Your application works fine with ten users. But what happens when a thousand users hit your checkout endpoint at the same time? What about a flash sale that doubles your normal traffic in sixty seconds? Most teams find out the hard way — in production, during the event, when it is too late to fix anything.
Load testing gives you the answer before your users do. You simulate realistic traffic against your system, measure how it responds under pressure, and find the bottlenecks before they become outages.

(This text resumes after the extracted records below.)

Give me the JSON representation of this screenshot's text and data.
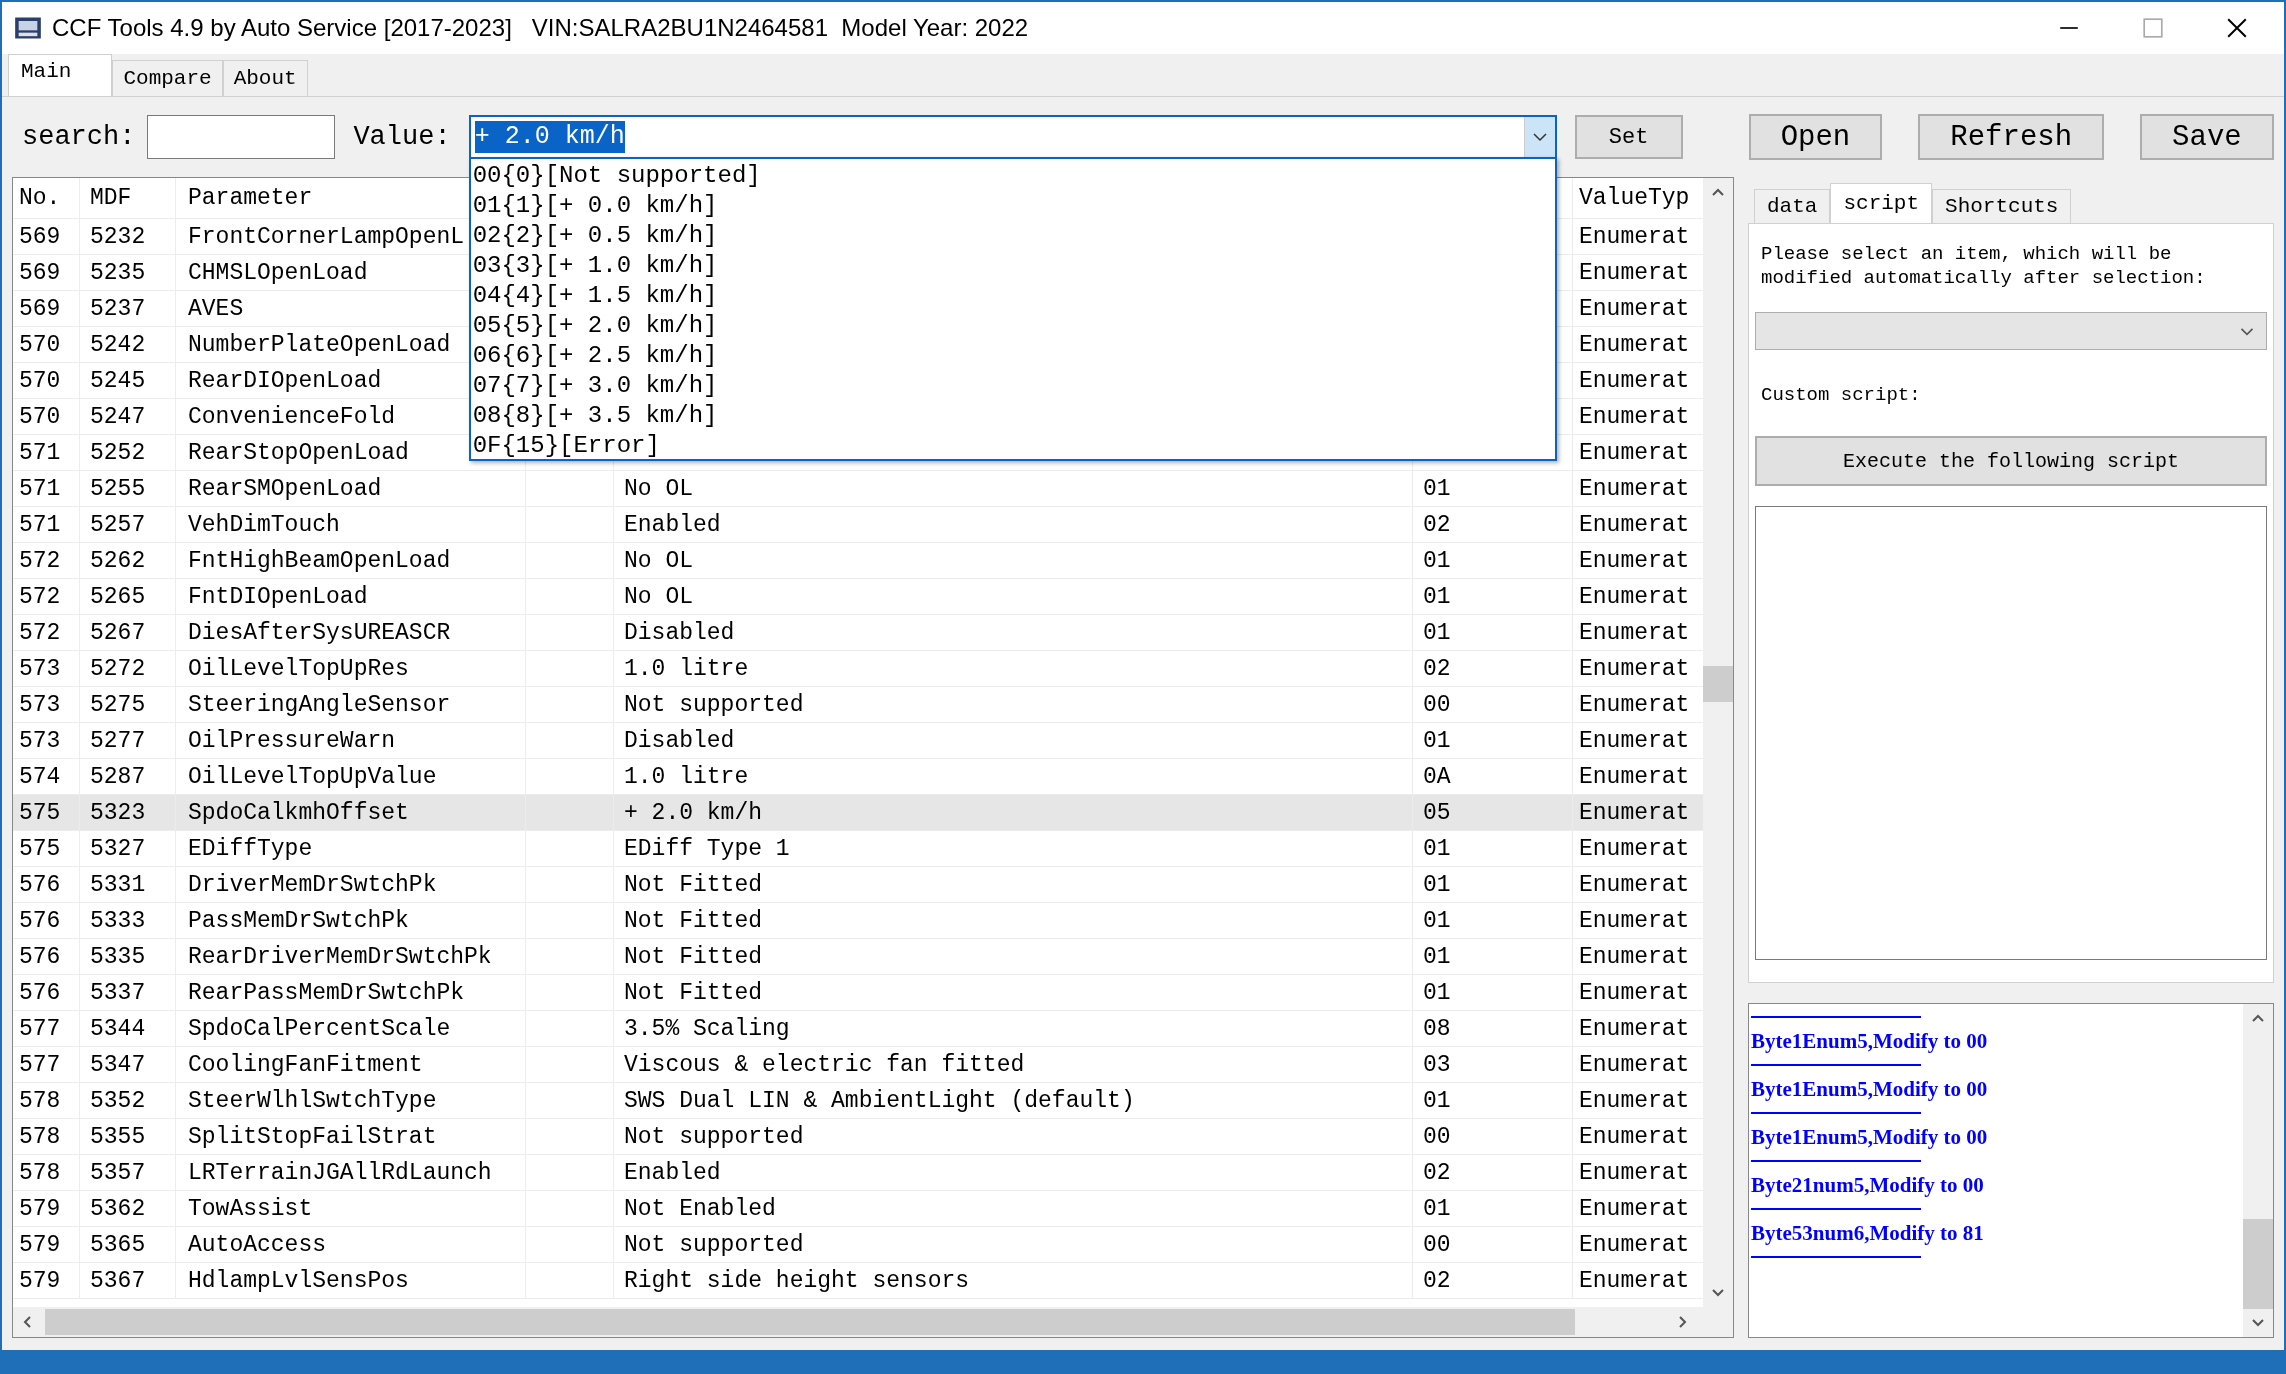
{
  "window": {
    "title": "CCF Tools 4.9 by Auto Service [2017-2023]   VIN:SALRA2BU1N2464581  Model Year: 2022"
  },
  "tabs": [
    {
      "label": "Main",
      "selected": true
    },
    {
      "label": "Compare",
      "selected": false
    },
    {
      "label": "About",
      "selected": false
    }
  ],
  "search": {
    "label": "search:"
  },
  "value_field": {
    "label": "Value:",
    "value": "+ 2.0 km/h",
    "expanded": true,
    "options": [
      {
        "label": "00{0}[Not supported]",
        "selected": false
      },
      {
        "label": "01{1}[+ 0.0 km/h]",
        "selected": false
      },
      {
        "label": "02{2}[+ 0.5 km/h]",
        "selected": false
      },
      {
        "label": "03{3}[+ 1.0 km/h]",
        "selected": false
      },
      {
        "label": "04{4}[+ 1.5 km/h]",
        "selected": false
      },
      {
        "label": "05{5}[+ 2.0 km/h]",
        "selected": false
      },
      {
        "label": "06{6}[+ 2.5 km/h]",
        "selected": false
      },
      {
        "label": "07{7}[+ 3.0 km/h]",
        "selected": false
      },
      {
        "label": "08{8}[+ 3.5 km/h]",
        "selected": false
      },
      {
        "label": "0F{15}[Error]",
        "selected": false
      }
    ]
  },
  "set_button": "Set",
  "file_buttons": [
    "Open",
    "Refresh",
    "Save"
  ],
  "table": {
    "columns": [
      "No.",
      "MDF",
      "Parameter",
      "ValueTyp"
    ],
    "rows": [
      {
        "no": "569",
        "mdf": "5232",
        "parameter": "FrontCornerLampOpenL",
        "value_type": "Enumerat",
        "selected": false
      },
      {
        "no": "569",
        "mdf": "5235",
        "parameter": "CHMSLOpenLoad",
        "value_type": "Enumerat",
        "selected": false
      },
      {
        "no": "569",
        "mdf": "5237",
        "parameter": "AVES",
        "value_type": "Enumerat",
        "selected": false
      },
      {
        "no": "570",
        "mdf": "5242",
        "parameter": "NumberPlateOpenLoad",
        "value_type": "Enumerat",
        "selected": false
      },
      {
        "no": "570",
        "mdf": "5245",
        "parameter": "RearDIOpenLoad",
        "value_type": "Enumerat",
        "selected": false
      },
      {
        "no": "570",
        "mdf": "5247",
        "parameter": "ConvenienceFold",
        "value_type": "Enumerat",
        "selected": false
      },
      {
        "no": "571",
        "mdf": "5252",
        "parameter": "RearStopOpenLoad",
        "value_type": "Enumerat",
        "selected": false
      },
      {
        "no": "571",
        "mdf": "5255",
        "parameter": "RearSMOpenLoad",
        "value": "No OL",
        "hex": "01",
        "value_type": "Enumerat",
        "selected": false
      },
      {
        "no": "571",
        "mdf": "5257",
        "parameter": "VehDimTouch",
        "value": "Enabled",
        "hex": "02",
        "value_type": "Enumerat",
        "selected": false
      },
      {
        "no": "572",
        "mdf": "5262",
        "parameter": "FntHighBeamOpenLoad",
        "value": "No OL",
        "hex": "01",
        "value_type": "Enumerat",
        "selected": false
      },
      {
        "no": "572",
        "mdf": "5265",
        "parameter": "FntDIOpenLoad",
        "value": "No OL",
        "hex": "01",
        "value_type": "Enumerat",
        "selected": false
      },
      {
        "no": "572",
        "mdf": "5267",
        "parameter": "DiesAfterSysUREASCR",
        "value": "Disabled",
        "hex": "01",
        "value_type": "Enumerat",
        "selected": false
      },
      {
        "no": "573",
        "mdf": "5272",
        "parameter": "OilLevelTopUpRes",
        "value": "1.0 litre",
        "hex": "02",
        "value_type": "Enumerat",
        "selected": false
      },
      {
        "no": "573",
        "mdf": "5275",
        "parameter": "SteeringAngleSensor",
        "value": "Not supported",
        "hex": "00",
        "value_type": "Enumerat",
        "selected": false
      },
      {
        "no": "573",
        "mdf": "5277",
        "parameter": "OilPressureWarn",
        "value": "Disabled",
        "hex": "01",
        "value_type": "Enumerat",
        "selected": false
      },
      {
        "no": "574",
        "mdf": "5287",
        "parameter": "OilLevelTopUpValue",
        "value": "1.0 litre",
        "hex": "0A",
        "value_type": "Enumerat",
        "selected": false
      },
      {
        "no": "575",
        "mdf": "5323",
        "parameter": "SpdoCalkmhOffset",
        "value": "+ 2.0 km/h",
        "hex": "05",
        "value_type": "Enumerat",
        "selected": true
      },
      {
        "no": "575",
        "mdf": "5327",
        "parameter": "EDiffType",
        "value": "EDiff Type 1",
        "hex": "01",
        "value_type": "Enumerat",
        "selected": false
      },
      {
        "no": "576",
        "mdf": "5331",
        "parameter": "DriverMemDrSwtchPk",
        "value": "Not Fitted",
        "hex": "01",
        "value_type": "Enumerat",
        "selected": false
      },
      {
        "no": "576",
        "mdf": "5333",
        "parameter": "PassMemDrSwtchPk",
        "value": "Not Fitted",
        "hex": "01",
        "value_type": "Enumerat",
        "selected": false
      },
      {
        "no": "576",
        "mdf": "5335",
        "parameter": "RearDriverMemDrSwtchPk",
        "value": "Not Fitted",
        "hex": "01",
        "value_type": "Enumerat",
        "selected": false
      },
      {
        "no": "576",
        "mdf": "5337",
        "parameter": "RearPassMemDrSwtchPk",
        "value": "Not Fitted",
        "hex": "01",
        "value_type": "Enumerat",
        "selected": false
      },
      {
        "no": "577",
        "mdf": "5344",
        "parameter": "SpdoCalPercentScale",
        "value": "3.5% Scaling",
        "hex": "08",
        "value_type": "Enumerat",
        "selected": false
      },
      {
        "no": "577",
        "mdf": "5347",
        "parameter": "CoolingFanFitment",
        "value": "Viscous & electric fan fitted",
        "hex": "03",
        "value_type": "Enumerat",
        "selected": false
      },
      {
        "no": "578",
        "mdf": "5352",
        "parameter": "SteerWlhlSwtchType",
        "value": "SWS Dual LIN & AmbientLight (default)",
        "hex": "01",
        "value_type": "Enumerat",
        "selected": false
      },
      {
        "no": "578",
        "mdf": "5355",
        "parameter": "SplitStopFailStrat",
        "value": "Not supported",
        "hex": "00",
        "value_type": "Enumerat",
        "selected": false
      },
      {
        "no": "578",
        "mdf": "5357",
        "parameter": "LRTerrainJGAllRdLaunch",
        "value": "Enabled",
        "hex": "02",
        "value_type": "Enumerat",
        "selected": false
      },
      {
        "no": "579",
        "mdf": "5362",
        "parameter": "TowAssist",
        "value": "Not Enabled",
        "hex": "01",
        "value_type": "Enumerat",
        "selected": false
      },
      {
        "no": "579",
        "mdf": "5365",
        "parameter": "AutoAccess",
        "value": "Not supported",
        "hex": "00",
        "value_type": "Enumerat",
        "selected": false
      },
      {
        "no": "579",
        "mdf": "5367",
        "parameter": "HdlampLvlSensPos",
        "value": "Right side height sensors",
        "hex": "02",
        "value_type": "Enumerat",
        "selected": false
      }
    ]
  },
  "side_tabs": [
    {
      "label": "data",
      "selected": false
    },
    {
      "label": "script",
      "selected": true
    },
    {
      "label": "Shortcuts",
      "selected": false
    }
  ],
  "script_panel": {
    "instruction": "Please select an item, which will be modified automatically after selection:",
    "custom_label": "Custom script:",
    "execute_button": "Execute the following script"
  },
  "log": [
    "Byte1Enum5,Modify to 00",
    "Byte1Enum5,Modify to 00",
    "Byte1Enum5,Modify to 00",
    "Byte21num5,Modify to 00",
    "Byte53num6,Modify to 81"
  ]
}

k6 is a modern open-source load testing tool built by Grafana Labs. You write test scripts in JavaScript, run them from the command line, and get a clean summary of latency percentiles, request rates, and failure counts. It is fast (the runtime is written in Go), integrates naturally into CI/CD pipelines, and has become the standard choice for teams that want more than what Apache Bench or basic curl loops can offer.

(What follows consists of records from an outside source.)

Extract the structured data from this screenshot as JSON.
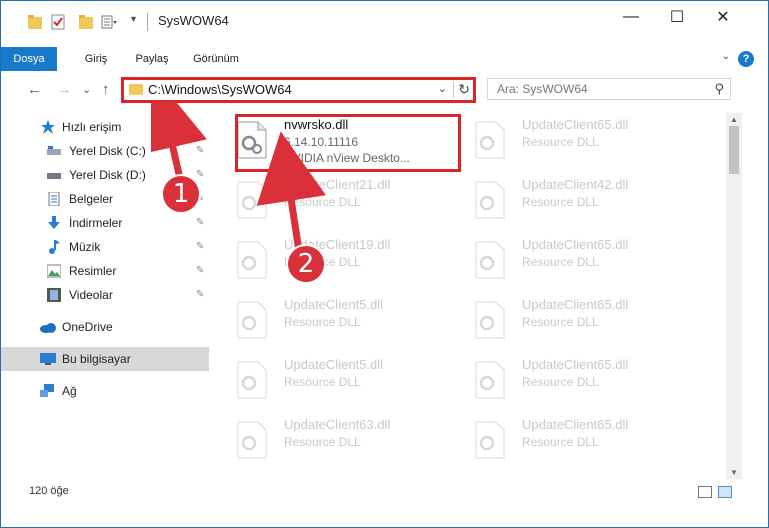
{
  "window": {
    "title": "SysWOW64",
    "minimize": "—",
    "maximize": "☐",
    "close": "✕"
  },
  "ribbon": {
    "tabs": [
      "Dosya",
      "Giriş",
      "Paylaş",
      "Görünüm"
    ],
    "help": "?"
  },
  "nav": {
    "back": "←",
    "forward": "→",
    "recent": "⌄",
    "up": "↑",
    "address": "C:\\Windows\\SysWOW64",
    "refresh": "↻",
    "search_placeholder": "Ara: SysWOW64"
  },
  "sidebar": {
    "items": [
      {
        "label": "Hızlı erişim",
        "icon": "star-icon"
      },
      {
        "label": "Yerel Disk (C:)",
        "icon": "drive-icon",
        "pinned": true
      },
      {
        "label": "Yerel Disk (D:)",
        "icon": "drive-icon",
        "pinned": true
      },
      {
        "label": "Belgeler",
        "icon": "documents-icon",
        "pinned": true
      },
      {
        "label": "İndirmeler",
        "icon": "download-icon",
        "pinned": true
      },
      {
        "label": "Müzik",
        "icon": "music-icon",
        "pinned": true
      },
      {
        "label": "Resimler",
        "icon": "pictures-icon",
        "pinned": true
      },
      {
        "label": "Videolar",
        "icon": "videos-icon",
        "pinned": true
      },
      {
        "label": "OneDrive",
        "icon": "cloud-icon"
      },
      {
        "label": "Bu bilgisayar",
        "icon": "computer-icon",
        "selected": true
      },
      {
        "label": "Ağ",
        "icon": "network-icon"
      }
    ],
    "pin_glyph": "📌"
  },
  "files": {
    "main": {
      "name": "nvwrsko.dll",
      "version": "6.14.10.11116",
      "description": "NVIDIA nView Deskto..."
    },
    "grid": [
      {
        "name": "UpdateClient65.dll",
        "type": "Resource DLL"
      },
      {
        "name": "UpdateClient21.dll",
        "type": "Resource DLL"
      },
      {
        "name": "UpdateClient42.dll",
        "type": "Resource DLL"
      },
      {
        "name": "UpdateClient19.dll",
        "type": "Resource DLL"
      },
      {
        "name": "UpdateClient65.dll",
        "type": "Resource DLL"
      },
      {
        "name": "UpdateClient5.dll",
        "type": "Resource DLL"
      },
      {
        "name": "UpdateClient65.dll",
        "type": "Resource DLL"
      },
      {
        "name": "UpdateClient5.dll",
        "type": "Resource DLL"
      },
      {
        "name": "UpdateClient65.dll",
        "type": "Resource DLL"
      },
      {
        "name": "UpdateClient63.dll",
        "type": "Resource DLL"
      },
      {
        "name": "UpdateClient65.dll",
        "type": "Resource DLL"
      }
    ]
  },
  "status": {
    "count": "120 öğe"
  },
  "annotations": {
    "step1": "1",
    "step2": "2"
  },
  "colors": {
    "accent": "#1979ca",
    "highlight": "#d9252a",
    "folder": "#f1c75b"
  }
}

In this tutorial you will install k6 on Ubuntu, write a load test script from scratch, run tests with different virtual user counts, use checks and thresholds to define pass/fail criteria, simulate realistic ramp-up traffic, and understand how to read and act on the output.
How k6 Works
k6 is not a browser tool. It does not render JavaScript, click buttons, or simulate a full browser session. It is an HTTP-level load generator: it creates virtual users (VUs), each of which runs your test script in a loop, sending HTTP requests as fast as your script and the network allow.
Virtual users are the core abstraction. Each VU is an independent worker that runs your script from top to bottom, then starts again from the top. If you run 50 VUs for 30 seconds, you have 50 concurrent workers hammering your server for that entire duration.

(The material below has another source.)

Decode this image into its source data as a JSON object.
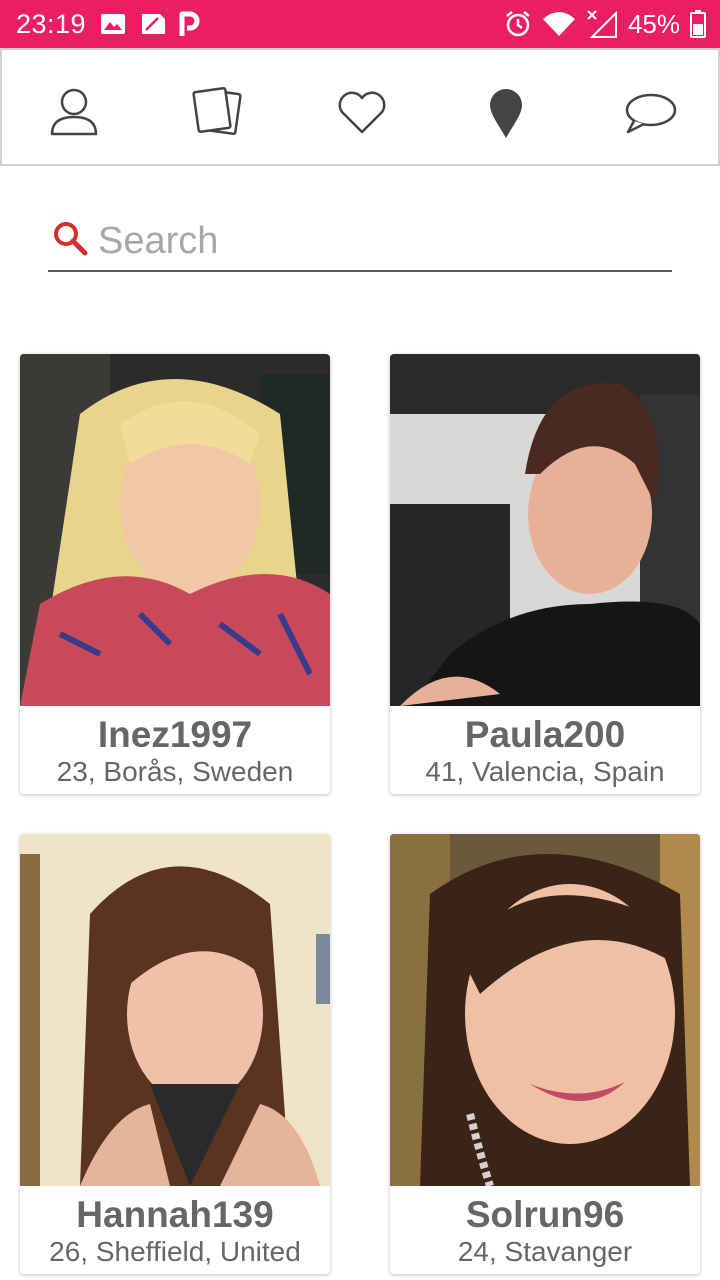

Iterations are how many times the script body runs in total. With 50 VUs each completing 20 iterations, you get 1,000 total script executions.
Checks are assertions embedded in your script — “the response status should be 200”, “the body should contain a token”. Failed checks do not abort the test; they are counted and appear in the final summary.
Thresholds are the pass/fail criteria you define upfront. You tell k6: “fail this test if p(95) latency exceeds 500ms” or “fail if more than 1% of requests get an error”. k6 exits with a non-zero code when any threshold is breached, which is what makes it drop naturally into CI pipelines — a failing load test breaks the build just like a failing unit test.
Prerequisites
- Ubuntu 20.04, 22.04, or 24.04
- A non-root user with
sudoprivileges - Basic command-line familiarity
- Enough JavaScript to read function calls and object literals
- A running HTTP service to test against — a local nginx, a staging API, or the public
https://test.k6.ioendpoint used in the examples below
Step 1: Install k6
k6 provides an official apt repository. Add the signing key and repository, then install:
sudo gpg --no-default-keyring \
--keyring /usr/share/keyrings/k6-archive-keyring.gpg \
--keyserver hkp://keyserver.ubuntu.com:80 \
--recv-keys C5AD17C747E3415A3642D57D77C6C491D6AC1D69
echo "deb [signed-by=/usr/share/keyrings/k6-archive-keyring.gpg] \
https://dl.k6.io/deb stable main" \
| sudo tee /etc/apt/sources.list.d/k6.list
sudo apt update && sudo apt install k6 -y
Verify the installation:
k6 version
You should see something like:
k6 v0.55.0 (go1.23.4, linux/amd64)
Step 2: Write Your First Load Test Script
k6 test scripts are plain JavaScript files. Create a project directory and an initial script:
mkdir ~/k6-tests && cd ~/k6-tests
nano basic-test.js
Paste this into the file:
import http from 'k6/http';
import { sleep } from 'k6';
export const options = {
vus: 10,
duration: '30s',
};
export default function () {
http.get('https://test.k6.io');
sleep(1);
}
What each part does:
import http from 'k6/http'— brings in the built-in HTTP client moduleexport const options— tells k6 to run 10 virtual users for 30 secondsexport default function— the loop body each VU executes repeatedlysleep(1)— pauses each VU for 1 second after each request, simulating user think time
The sleep(1) matters more than it looks. Without it, your VUs will generate as many requests per second as the network allows. That is sometimes what you want (stress testing), but it rarely reflects real user behavior (load testing). For login flows or page loads, users think for a moment between actions.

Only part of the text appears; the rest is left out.